Data were collected after signed informed consent was obtained from the START project nursing home residents, and participants were informed before an assessment about data collection, the intention of the study, its objectives, and outcomes. They also received written nursing home resident study information sheets. Participants were free to decline participation during the study period, data were collected and stored under specific codes, and the study fully followed all General Data Protection Regulations (GDPR), anonymity and confidentiality rules.

Acknowledgements

We would like to express our acknowledgement to all study sites from Croatia (Dom za starije osobe Centar/Dom za starije osobe Dubrava, Zagreb, Dom za starije i nemoćne osobe Osijek, Dom za starije i nemoćne osobe Zadar, Cvjetni dom Šibenik and Dom za starije i nemoćne osobe Split) and other collaborating study sites, as well as to all nurses, physicians and students (Lucia Bačelić, Luna Ibrahimpašić, Ana Matković, Dominik Osmakčić and Matea Pavičić) helping with the START project data collection, Assoc. Prof. Daniela Fialová and Assist. Prof. Maja Ortner Hadžiabdić who facilitated project running and outputs, and Prof. Lisa Pont for assisting with the language proof of the manuscript.

Disclosure statement

No potential conflict of interest was reported by the author(s).

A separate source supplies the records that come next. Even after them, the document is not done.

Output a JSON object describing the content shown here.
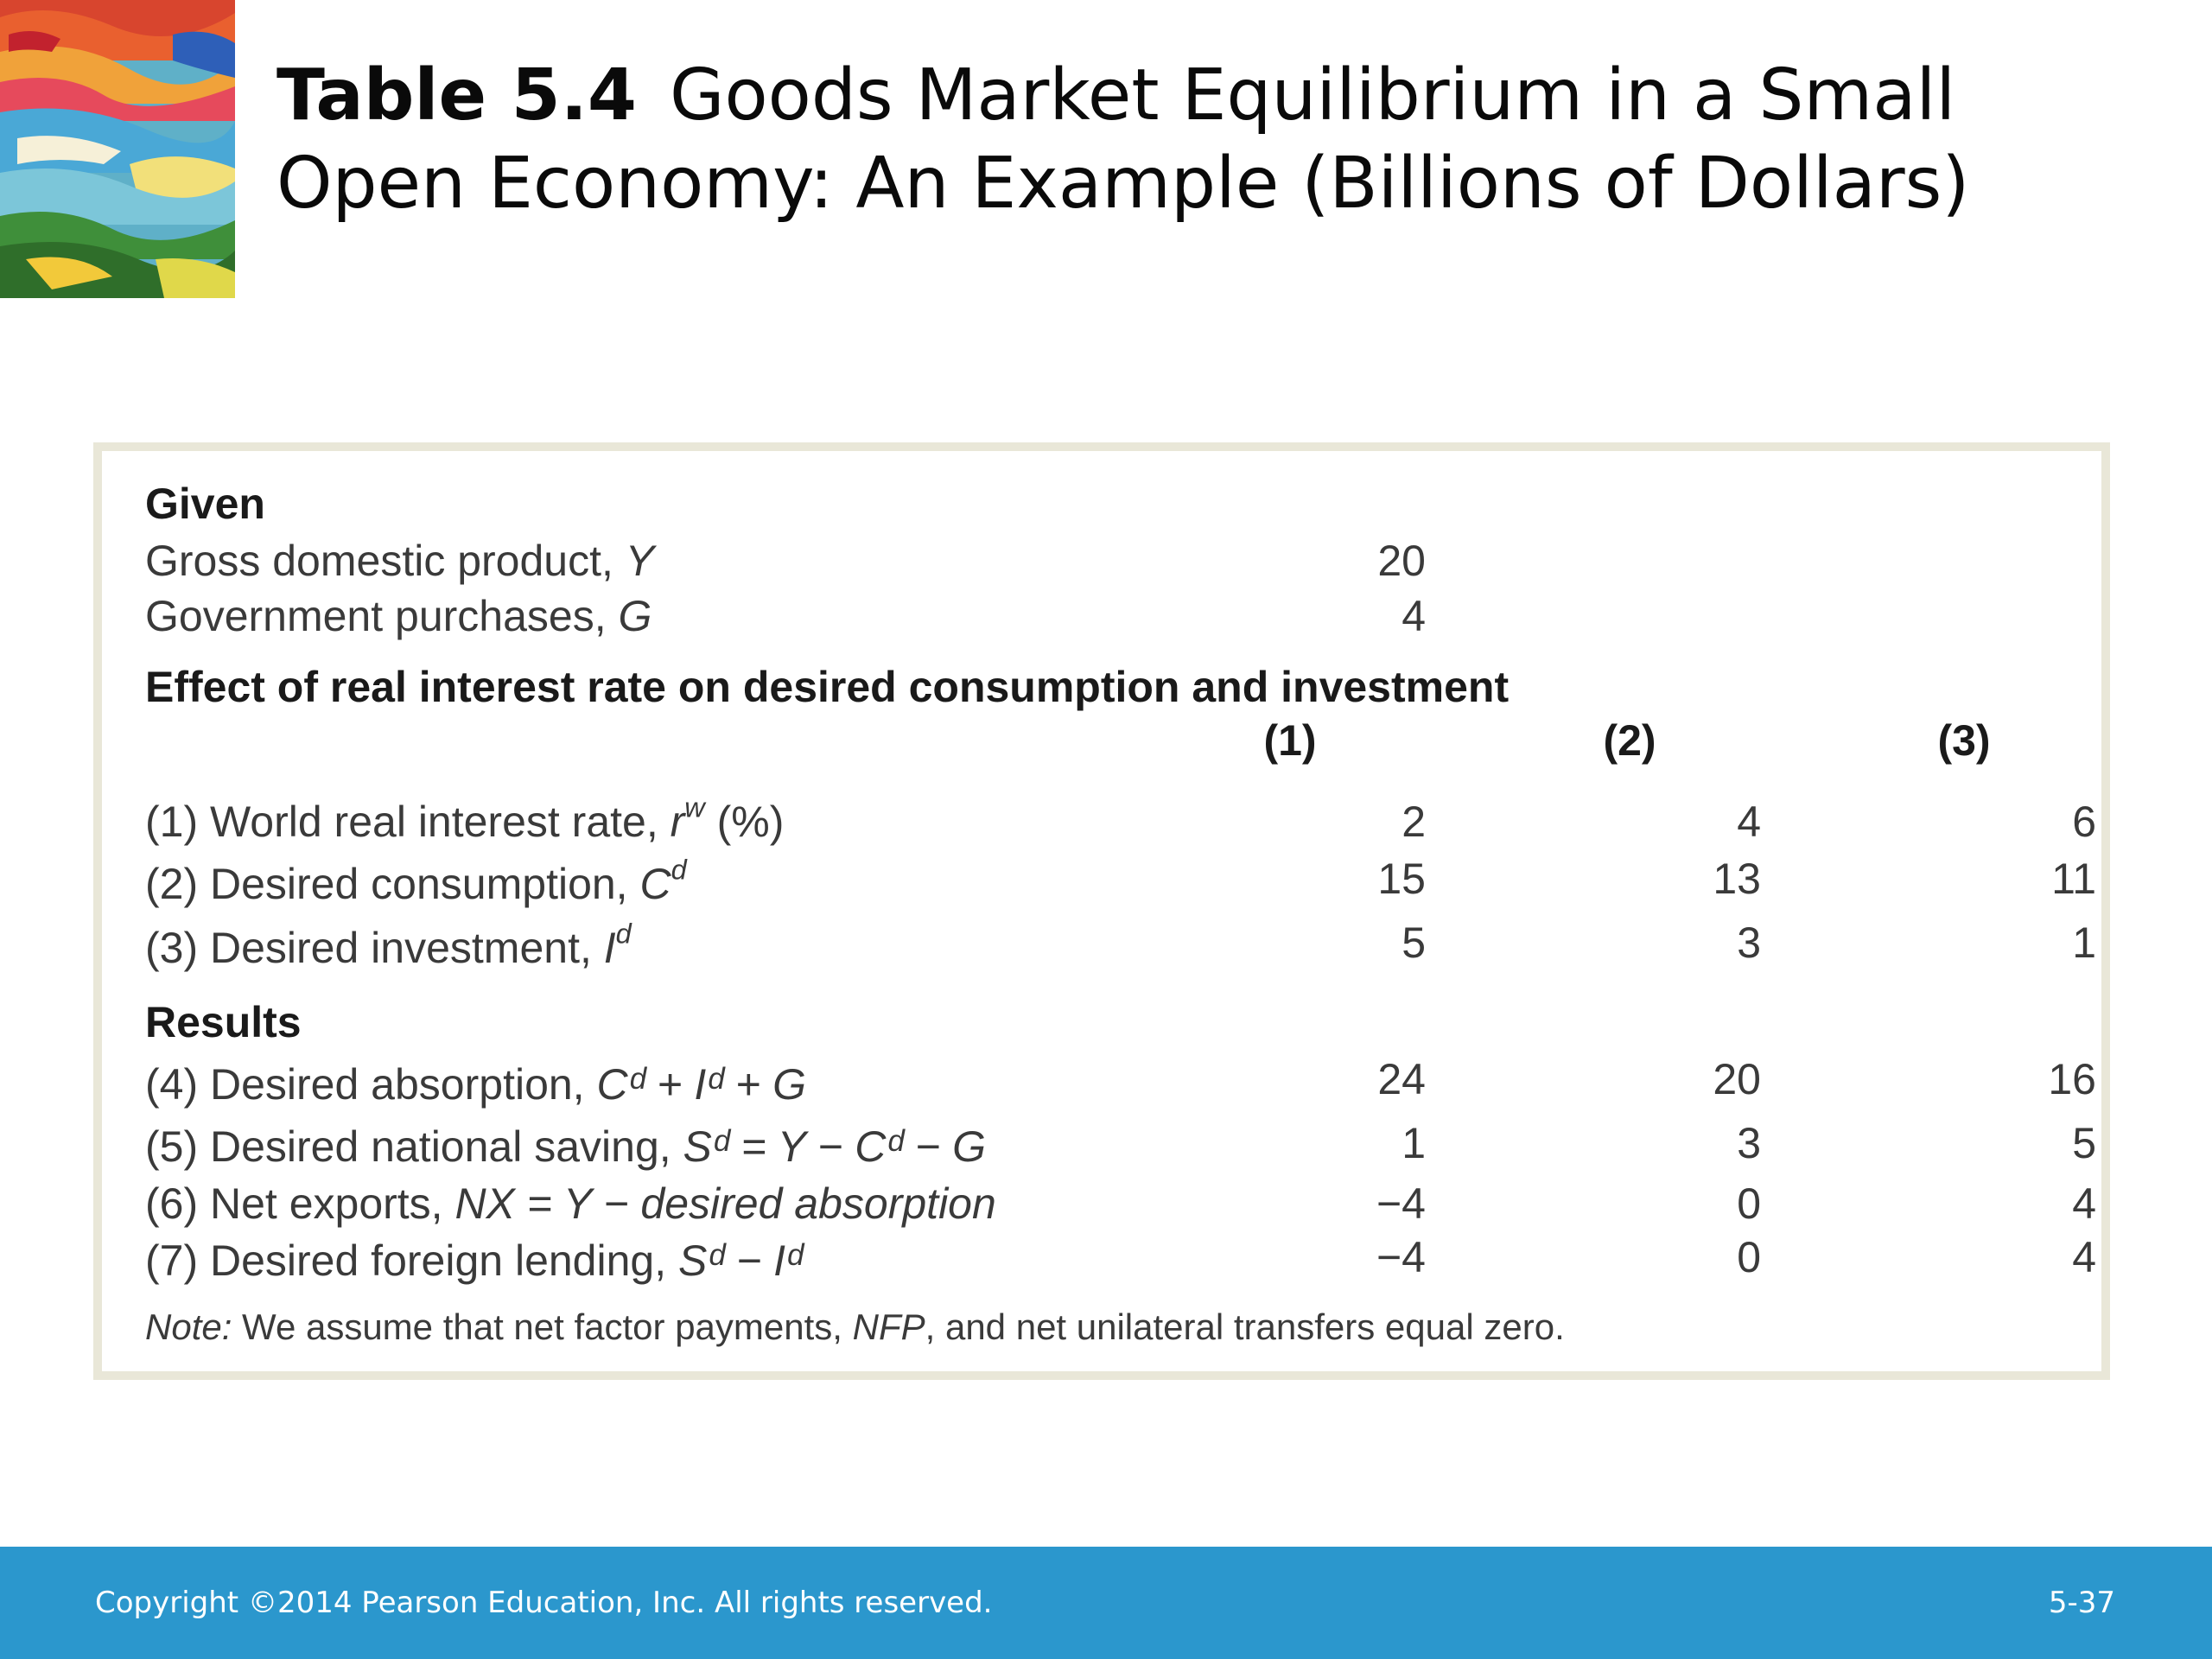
{
  "title": {
    "number": "Table 5.4",
    "line1": "Goods Market Equilibrium in a Small",
    "line2": "Open Economy: An Example (Billions of Dollars)"
  },
  "table": {
    "given_heading": "Given",
    "given_rows": [
      {
        "label": "Gross domestic product, ",
        "sym": "Y",
        "value": "20"
      },
      {
        "label": "Government purchases, ",
        "sym": "G",
        "value": "4"
      }
    ],
    "effect_heading": "Effect of real interest rate on desired consumption and investment",
    "columns": [
      "(1)",
      "(2)",
      "(3)"
    ],
    "effect_rows": [
      {
        "label": "(1) World real interest rate, ",
        "sym": "r",
        "sup": "w",
        "tail": " (%)",
        "values": [
          "2",
          "4",
          "6"
        ]
      },
      {
        "label": "(2) Desired consumption, ",
        "sym": "C",
        "sup": "d",
        "tail": "",
        "values": [
          "15",
          "13",
          "11"
        ]
      },
      {
        "label": "(3) Desired investment, ",
        "sym": "I",
        "sup": "d",
        "tail": "",
        "values": [
          "5",
          "3",
          "1"
        ]
      }
    ],
    "results_heading": "Results",
    "results_rows": [
      {
        "label": "(4) Desired absorption, ",
        "expr": "Cᵈ + Iᵈ + G",
        "values": [
          "24",
          "20",
          "16"
        ]
      },
      {
        "label": "(5) Desired national saving, ",
        "expr": "Sᵈ = Y − Cᵈ − G",
        "values": [
          "1",
          "3",
          "5"
        ]
      },
      {
        "label": "(6) Net exports, ",
        "expr": "NX = Y − desired absorption",
        "values": [
          "−4",
          "0",
          "4"
        ]
      },
      {
        "label": "(7) Desired foreign lending, ",
        "expr": "Sᵈ − Iᵈ",
        "values": [
          "−4",
          "0",
          "4"
        ]
      }
    ],
    "note_label": "Note:",
    "note_pre": " We assume that net factor payments, ",
    "note_sym": "NFP",
    "note_post": ", and net unilateral transfers equal zero."
  },
  "footer": {
    "copyright": "Copyright ©2014 Pearson Education, Inc. All rights reserved.",
    "page": "5-37"
  },
  "colors": {
    "footer_bar": "#2b97cd",
    "table_border": "#e9e7d8"
  }
}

Data availability statement

The datasets used and/or analysed during the current study are available from the corresponding author as the chair of the research works in the START/MED/093 project called ‘Grant Schemes at Charles University’ (Reg. No. CZ.02.2.69/0.0/0.0/19_073/0016935) and the NETPHARM project/New Technologies for Translational Research in Pharmaceutical Sciences (project ID CZ.02.01.01/00/22_008/0004607).

Additional information

Funding

This study was supported by the START/MED/093 project called ‘Grant Schemes at Charles University’ (Reg. No. CZ.02.2.69/0.0/0.0/19_073/0016935). It also received funding from the I-CARE4OLD Project under the European Union’s Horizon 2020 Research and Innovation Programme, Grant Agreement Number 965341. Other support was obtained from the NETPHARM Project/New Technologies for Translational Research in Pharmaceutical Sciences (Project ID CZ.02.01.01/00/22_008/0004607), co-funded by the European Union, as well as from the Cooperatio Research Program of the Faculty of Pharmacy, Charles University, and the SVV260 665 project.